Henderson, the John and Jean Blume-Robert and Ruth Halperin Professor in the department of neurosurgery, is the co-senior author of a paper describing the results, published Aug. 23 in Nature.
His co-senior author, Krishna Shenoy, Ph.D., professor of electrical engineering and of bioengineering, died before the study was published.
Frank Willett, Ph.D., a Howard Hughes Medical Institute staff scientist affiliated with the Neural Prosthetics Translational Lab, which Henderson and Shenoy co-founded in 2009, shares lead authorship of the study with graduate students Erin Kunz and Chaofei Fan.
In 2021, Henderson, Shenoy and Willett were co-authors of a study published in Nature describing their success in converting a paralyzed person’s imagined handwriting into text on a screen using an iBCI, attaining a speed of 90 characters, or 18 words, per minute—a world record until now for an iBCI-related methodology.
In 2021, Bennett learned about Henderson and Shenoy’s work.
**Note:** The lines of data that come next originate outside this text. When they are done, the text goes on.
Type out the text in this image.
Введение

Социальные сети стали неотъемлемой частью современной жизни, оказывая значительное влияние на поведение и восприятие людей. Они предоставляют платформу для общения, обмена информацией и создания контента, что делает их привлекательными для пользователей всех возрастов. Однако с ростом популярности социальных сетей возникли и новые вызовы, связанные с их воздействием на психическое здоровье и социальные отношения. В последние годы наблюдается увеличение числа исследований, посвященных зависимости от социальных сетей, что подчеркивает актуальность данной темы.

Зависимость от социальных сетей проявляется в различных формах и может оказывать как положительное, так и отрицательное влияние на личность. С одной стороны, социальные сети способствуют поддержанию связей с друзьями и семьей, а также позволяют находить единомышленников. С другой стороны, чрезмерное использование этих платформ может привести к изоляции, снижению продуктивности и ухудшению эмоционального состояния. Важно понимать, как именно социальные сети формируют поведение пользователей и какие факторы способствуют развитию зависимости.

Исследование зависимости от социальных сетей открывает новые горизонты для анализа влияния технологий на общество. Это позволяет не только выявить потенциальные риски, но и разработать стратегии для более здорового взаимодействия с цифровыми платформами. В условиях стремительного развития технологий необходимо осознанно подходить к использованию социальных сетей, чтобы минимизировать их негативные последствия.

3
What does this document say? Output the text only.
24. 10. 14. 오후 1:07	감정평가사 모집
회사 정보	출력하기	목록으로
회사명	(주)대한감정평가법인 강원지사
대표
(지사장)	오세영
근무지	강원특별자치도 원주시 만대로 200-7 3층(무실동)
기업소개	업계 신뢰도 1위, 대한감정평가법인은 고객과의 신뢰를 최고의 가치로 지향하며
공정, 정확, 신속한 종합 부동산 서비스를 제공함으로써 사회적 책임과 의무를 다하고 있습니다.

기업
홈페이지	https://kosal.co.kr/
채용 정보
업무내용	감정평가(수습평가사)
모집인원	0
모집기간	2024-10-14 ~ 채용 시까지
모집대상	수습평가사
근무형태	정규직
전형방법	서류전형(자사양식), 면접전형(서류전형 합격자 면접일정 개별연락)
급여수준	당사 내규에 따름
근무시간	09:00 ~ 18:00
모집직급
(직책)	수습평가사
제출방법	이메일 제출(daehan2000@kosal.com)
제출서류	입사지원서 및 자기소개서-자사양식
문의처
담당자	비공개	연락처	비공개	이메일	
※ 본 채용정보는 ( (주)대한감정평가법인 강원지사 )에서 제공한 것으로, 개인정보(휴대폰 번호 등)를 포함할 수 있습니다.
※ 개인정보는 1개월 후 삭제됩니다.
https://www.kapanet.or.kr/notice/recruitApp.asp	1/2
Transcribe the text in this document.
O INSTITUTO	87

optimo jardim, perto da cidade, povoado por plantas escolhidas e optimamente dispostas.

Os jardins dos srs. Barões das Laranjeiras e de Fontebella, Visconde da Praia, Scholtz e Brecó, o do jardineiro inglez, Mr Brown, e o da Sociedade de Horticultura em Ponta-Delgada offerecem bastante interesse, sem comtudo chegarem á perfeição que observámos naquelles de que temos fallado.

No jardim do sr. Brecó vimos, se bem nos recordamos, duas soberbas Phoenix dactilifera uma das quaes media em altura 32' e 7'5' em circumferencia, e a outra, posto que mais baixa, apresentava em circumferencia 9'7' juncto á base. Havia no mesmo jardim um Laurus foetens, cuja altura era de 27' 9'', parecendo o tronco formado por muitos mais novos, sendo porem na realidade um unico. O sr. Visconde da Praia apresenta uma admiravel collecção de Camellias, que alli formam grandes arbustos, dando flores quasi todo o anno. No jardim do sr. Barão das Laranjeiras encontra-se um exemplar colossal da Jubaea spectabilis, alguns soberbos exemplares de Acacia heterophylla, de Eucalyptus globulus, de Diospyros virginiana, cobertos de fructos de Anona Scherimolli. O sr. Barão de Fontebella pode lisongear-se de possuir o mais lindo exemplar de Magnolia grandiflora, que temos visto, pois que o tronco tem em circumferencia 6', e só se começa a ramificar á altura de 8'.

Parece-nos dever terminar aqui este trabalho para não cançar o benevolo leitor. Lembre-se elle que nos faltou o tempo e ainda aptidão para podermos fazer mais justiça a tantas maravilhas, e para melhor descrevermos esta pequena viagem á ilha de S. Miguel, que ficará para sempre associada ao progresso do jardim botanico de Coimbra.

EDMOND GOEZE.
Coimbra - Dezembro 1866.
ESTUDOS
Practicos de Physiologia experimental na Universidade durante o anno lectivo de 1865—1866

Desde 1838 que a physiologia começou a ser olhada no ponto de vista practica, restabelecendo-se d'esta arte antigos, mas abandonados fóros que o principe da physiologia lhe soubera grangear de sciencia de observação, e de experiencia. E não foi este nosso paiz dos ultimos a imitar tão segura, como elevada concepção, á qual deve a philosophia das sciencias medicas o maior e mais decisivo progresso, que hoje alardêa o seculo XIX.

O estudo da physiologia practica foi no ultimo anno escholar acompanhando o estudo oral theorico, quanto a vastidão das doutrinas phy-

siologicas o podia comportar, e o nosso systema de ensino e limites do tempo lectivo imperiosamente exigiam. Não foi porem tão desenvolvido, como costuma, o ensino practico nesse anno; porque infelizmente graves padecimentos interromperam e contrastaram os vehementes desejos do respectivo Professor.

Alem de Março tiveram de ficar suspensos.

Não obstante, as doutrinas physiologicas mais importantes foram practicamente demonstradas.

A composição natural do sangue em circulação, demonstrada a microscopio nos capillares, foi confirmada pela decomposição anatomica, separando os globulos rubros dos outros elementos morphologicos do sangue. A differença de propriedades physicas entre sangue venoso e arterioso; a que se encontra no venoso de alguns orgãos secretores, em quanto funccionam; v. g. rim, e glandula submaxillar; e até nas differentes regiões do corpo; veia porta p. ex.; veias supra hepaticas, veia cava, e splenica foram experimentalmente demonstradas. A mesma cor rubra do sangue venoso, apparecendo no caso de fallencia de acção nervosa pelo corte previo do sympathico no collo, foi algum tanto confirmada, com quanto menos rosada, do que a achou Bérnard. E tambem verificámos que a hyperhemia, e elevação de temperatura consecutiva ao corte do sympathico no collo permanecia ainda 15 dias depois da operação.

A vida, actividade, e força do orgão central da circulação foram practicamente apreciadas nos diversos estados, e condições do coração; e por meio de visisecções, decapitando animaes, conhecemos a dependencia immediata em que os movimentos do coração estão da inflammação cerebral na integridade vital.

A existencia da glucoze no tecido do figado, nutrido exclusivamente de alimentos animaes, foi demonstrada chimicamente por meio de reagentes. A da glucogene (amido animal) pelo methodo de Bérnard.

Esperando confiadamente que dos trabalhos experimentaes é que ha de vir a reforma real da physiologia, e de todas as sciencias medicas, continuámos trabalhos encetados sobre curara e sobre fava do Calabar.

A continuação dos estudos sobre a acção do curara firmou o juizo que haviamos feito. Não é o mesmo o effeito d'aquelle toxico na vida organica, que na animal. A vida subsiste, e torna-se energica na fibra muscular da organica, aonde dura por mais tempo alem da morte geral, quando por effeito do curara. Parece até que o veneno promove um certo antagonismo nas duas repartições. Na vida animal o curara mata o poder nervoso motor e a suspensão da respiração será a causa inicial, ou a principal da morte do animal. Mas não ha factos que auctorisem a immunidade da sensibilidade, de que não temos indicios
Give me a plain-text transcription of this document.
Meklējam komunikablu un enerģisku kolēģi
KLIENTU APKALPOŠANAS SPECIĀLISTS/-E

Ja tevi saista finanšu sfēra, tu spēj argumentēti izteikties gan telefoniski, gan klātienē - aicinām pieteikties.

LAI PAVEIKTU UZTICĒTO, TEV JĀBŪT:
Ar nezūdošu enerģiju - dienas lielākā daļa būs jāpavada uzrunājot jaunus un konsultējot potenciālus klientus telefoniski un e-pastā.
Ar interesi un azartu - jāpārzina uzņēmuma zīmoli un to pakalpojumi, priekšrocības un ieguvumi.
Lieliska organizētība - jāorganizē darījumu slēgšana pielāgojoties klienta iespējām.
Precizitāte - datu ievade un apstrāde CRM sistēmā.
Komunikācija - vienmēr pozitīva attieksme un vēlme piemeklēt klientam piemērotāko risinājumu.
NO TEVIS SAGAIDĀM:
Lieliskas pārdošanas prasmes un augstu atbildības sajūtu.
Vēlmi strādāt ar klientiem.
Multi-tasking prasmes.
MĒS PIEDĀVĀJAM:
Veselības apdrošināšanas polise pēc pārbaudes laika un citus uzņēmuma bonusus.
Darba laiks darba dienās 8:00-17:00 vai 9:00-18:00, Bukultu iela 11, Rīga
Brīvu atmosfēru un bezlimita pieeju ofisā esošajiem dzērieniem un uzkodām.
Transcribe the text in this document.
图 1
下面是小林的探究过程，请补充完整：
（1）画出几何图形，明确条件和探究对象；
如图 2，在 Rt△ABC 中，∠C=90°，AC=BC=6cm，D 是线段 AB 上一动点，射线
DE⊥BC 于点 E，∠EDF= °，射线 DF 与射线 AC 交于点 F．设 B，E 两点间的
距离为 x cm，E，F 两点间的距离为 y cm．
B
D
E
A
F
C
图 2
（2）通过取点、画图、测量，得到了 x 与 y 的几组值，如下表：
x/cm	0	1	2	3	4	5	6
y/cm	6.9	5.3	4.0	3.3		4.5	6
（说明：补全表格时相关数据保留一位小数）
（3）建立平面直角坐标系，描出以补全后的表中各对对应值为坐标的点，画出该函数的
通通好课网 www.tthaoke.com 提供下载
She got in touch with Henderson and volunteered to participate in the clinical trial.
How it works
The sensors Henderson implanted in Bennett’s cerebral cortex, the brain’s outermost layer, are square arrays of tiny silicon electrodes. Each array contains 64 electrodes, arranged in eight by eight grids and spaced apart from one another by a distance of about half the thickness of a credit card. The electrodes penetrate the cerebral cortex to a depth roughly equaling that of two stacked quarters.
The implanted arrays are attached to fine gold wires that exit through pedestals screwed to the skull, which are then hooked up by cable to a computer.
An artificial-intelligence algorithm receives and decodes electronic information emanating from Bennett’s brain, eventually teaching itself to distinguish the distinct brain activity associated with her attempts to formulate each of the 39 phonemes that compose spoken English.
It feeds its best guess concerning the sequence of Bennett’s attempted phonemes into a so-called language model, essentially a sophisticated autocorrect system, which converts the streams of phonemes into the sequence of words they represent.
“This system is trained to know what words should come before other ones, and which phonemes make what words,” Willett explained. “If some phonemes were wrongly interpreted, it can still take a good guess.”